Gözlerini kaçırdın Taehyung.

"Jimin-" Parmağımı dudaklarına koyarak seni susturdum. Daha sonra elim kucağıma düştü. Çok yorulmuştum. Uyumak istiyordum ama daha zamanı değildi.

"Sakın birşey söyleme Taehyung. Yanından mutlu bir şekilde ayrılmak istiyorum. Seni severek ve mutlu bir şekilde."

O an gerçekten çok mutluydum Taehyung, teşekkürler. Yaptığın herşey için teşekkür ederim. Sana aşık olduğum için çok şanslıydım. Bu yüzden Tanrı'ya da teşekkür ederim.

Hiçbirşey demediğinde huzurla gözlerimi kapattım Taehyung. Cho gelip beni kucağına aldığında gözlerimi aralamıştım. Son kez senin yüzünü görmek istediğimden sana baktım. Yüzünde huzurlu bir ifade vardı Taehyung.

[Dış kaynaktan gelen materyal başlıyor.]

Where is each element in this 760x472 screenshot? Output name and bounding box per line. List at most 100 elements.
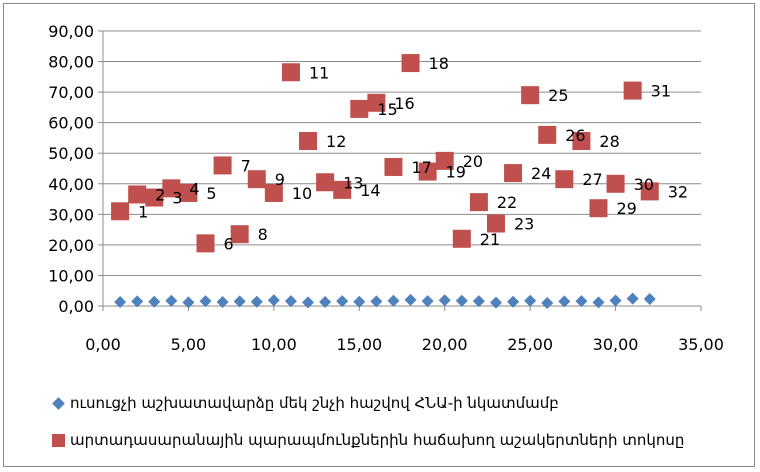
point-label: 19: [446, 163, 466, 182]
data-point-diamond: [302, 296, 315, 309]
point-labels: 12 3 4 567891011121314151617181920212223242…: [138, 54, 688, 253]
point-label: 2: [155, 185, 165, 204]
data-point-diamond: [643, 292, 656, 305]
point-label: 20: [463, 152, 483, 171]
point-label: 12: [326, 132, 346, 151]
x-tick-label: 20,00: [422, 335, 468, 354]
data-point-diamond: [387, 294, 400, 307]
point-label: 18: [429, 54, 449, 73]
data-point-square: [486, 214, 505, 233]
x-tick-label: 0,00: [85, 335, 121, 354]
data-point-square: [572, 132, 591, 150]
square-marker-icon: [52, 433, 65, 447]
data-point-diamond: [541, 296, 554, 309]
x-tick-label: 5,00: [171, 335, 207, 354]
data-point-square: [162, 179, 181, 198]
point-label: 5: [206, 184, 216, 203]
point-label: 29: [616, 199, 636, 218]
scatter-chart: 0,0010,0020,0030,0040,0050,0060,0070,008…: [48, 22, 724, 354]
data-point-diamond: [609, 294, 622, 307]
y-tick-label: 20,00: [48, 236, 94, 255]
data-point-square: [316, 173, 335, 192]
data-point-square: [606, 174, 625, 193]
legend-item-series-2: արտադասարանային պարապմունքներին հաճախող …: [52, 431, 684, 449]
data-point-square: [230, 225, 249, 244]
point-label: 25: [548, 86, 568, 105]
data-point-square: [555, 170, 574, 189]
data-point-square: [640, 182, 659, 201]
data-point-diamond: [489, 296, 502, 309]
point-label: 30: [634, 175, 654, 194]
axes: [98, 30, 702, 311]
data-point-diamond: [524, 294, 537, 307]
data-point-square: [196, 234, 215, 253]
legend-label-series-2: արտադասարանային պարապմունքներին հաճախող …: [70, 431, 685, 449]
data-point-square: [213, 156, 232, 175]
point-label: 17: [411, 158, 431, 177]
data-point-diamond: [267, 294, 280, 307]
data-point-square: [452, 229, 471, 248]
point-label: 15: [377, 100, 397, 119]
data-point-square: [435, 151, 454, 170]
legend-label-series-1: ուսուցչի աշխատավարձը մեկ շնչի հաշվով ՀՆԱ…: [70, 394, 559, 412]
point-label: 9: [275, 170, 285, 189]
data-point-diamond: [472, 295, 485, 308]
point-label: 27: [582, 170, 602, 189]
data-point-square: [111, 202, 130, 221]
point-label: 8: [258, 225, 268, 244]
x-tick-label: 15,00: [336, 335, 382, 354]
data-point-diamond: [336, 295, 349, 308]
y-tick-label: 30,00: [48, 205, 94, 224]
diamond-marker-icon: [52, 396, 65, 410]
y-tick-labels: 0,00 10,00 20,00 30,00 40,00 50,00 60,00 70,00 8…: [48, 22, 94, 316]
x-tick-label: 35,00: [678, 335, 724, 354]
point-label: 23: [514, 215, 534, 234]
point-label: 14: [360, 181, 380, 200]
y-tick-label: 60,00: [48, 114, 94, 133]
data-point-diamond: [455, 294, 468, 307]
point-label: 21: [480, 230, 500, 249]
data-point-square: [128, 185, 147, 204]
y-tick-label: 70,00: [48, 83, 94, 102]
data-point-diamond: [165, 294, 178, 307]
data-point-diamond: [558, 295, 571, 308]
data-point-diamond: [507, 295, 520, 308]
point-label: 32: [668, 182, 688, 201]
data-point-square: [538, 125, 557, 144]
x-tick-label: 25,00: [507, 335, 553, 354]
point-label: 24: [531, 164, 551, 183]
x-tick-labels: 0,00 5,00 10,00 15,00 20,00 25,00 30,00 35,00: [85, 335, 724, 354]
data-point-square: [418, 162, 437, 181]
data-point-diamond: [148, 295, 161, 308]
data-point-square: [247, 170, 266, 189]
data-point-square: [367, 93, 386, 112]
x-tick-label: 10,00: [251, 335, 297, 354]
data-point-square: [281, 63, 300, 82]
data-point-diamond: [182, 296, 195, 309]
data-point-square: [179, 183, 198, 202]
y-tick-label: 0,00: [58, 297, 94, 316]
data-point-diamond: [131, 295, 144, 308]
data-point-diamond: [626, 292, 639, 305]
legend-item-series-1: ուսուցչի աշխատավարձը մեկ շնչի հաշվով ՀՆԱ…: [52, 394, 559, 412]
point-label: 28: [599, 132, 619, 151]
data-point-diamond: [575, 295, 588, 308]
data-point-square: [350, 99, 369, 118]
y-tick-label: 90,00: [48, 22, 94, 41]
point-label: 22: [497, 193, 517, 212]
data-point-diamond: [114, 296, 127, 309]
series-teacher-salary: [114, 292, 656, 309]
y-tick-label: 50,00: [48, 144, 94, 163]
data-point-diamond: [370, 295, 383, 308]
data-point-diamond: [284, 295, 297, 308]
series-extracurricular-students: [111, 54, 659, 253]
data-point-square: [333, 180, 352, 199]
y-tick-label: 40,00: [48, 175, 94, 194]
point-label: 11: [309, 63, 329, 82]
data-point-diamond: [233, 295, 246, 308]
data-point-diamond: [438, 294, 451, 307]
data-point-diamond: [592, 296, 605, 309]
point-label: 10: [292, 184, 312, 203]
point-label: 7: [241, 156, 251, 175]
data-point-square: [264, 183, 283, 202]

Bana kızmadığın için ve son kez seni mutlu görmeme izin verdiğin için de teşekkürler.

Sana bu mektubu da yazdırdıktan sonra uyuyacağım Taehyung. Bir daha ne zaman uyanacağımı bilmiyorum. Belki de bu benim sonum olur ve uyanmam, bilemiyorum. Ama sana herşey için bir kez daha teşekkür ediyorum Taehyung.

Sana verdiğim sözü tuttum sevdiğim. Ölene kadar seni sevdim. Umarım buna karşılık hep mutlu olursun. Tanrı'dan tek dileğim o.

Seni seviyorum ve hep seveceğim sevdiğim. Son sözüm olarak sana mektup yazmaya başladığım zaman ilk yazdığım mektuptaki sözü yazacağım. Seni seviyorum TaeTae ve bundan asla vazgeçmeyeceğim. Kendine iyi bak ki senin için endişelenmeyeyim sevdiğim.

                                Sevgiler, Park Jimin.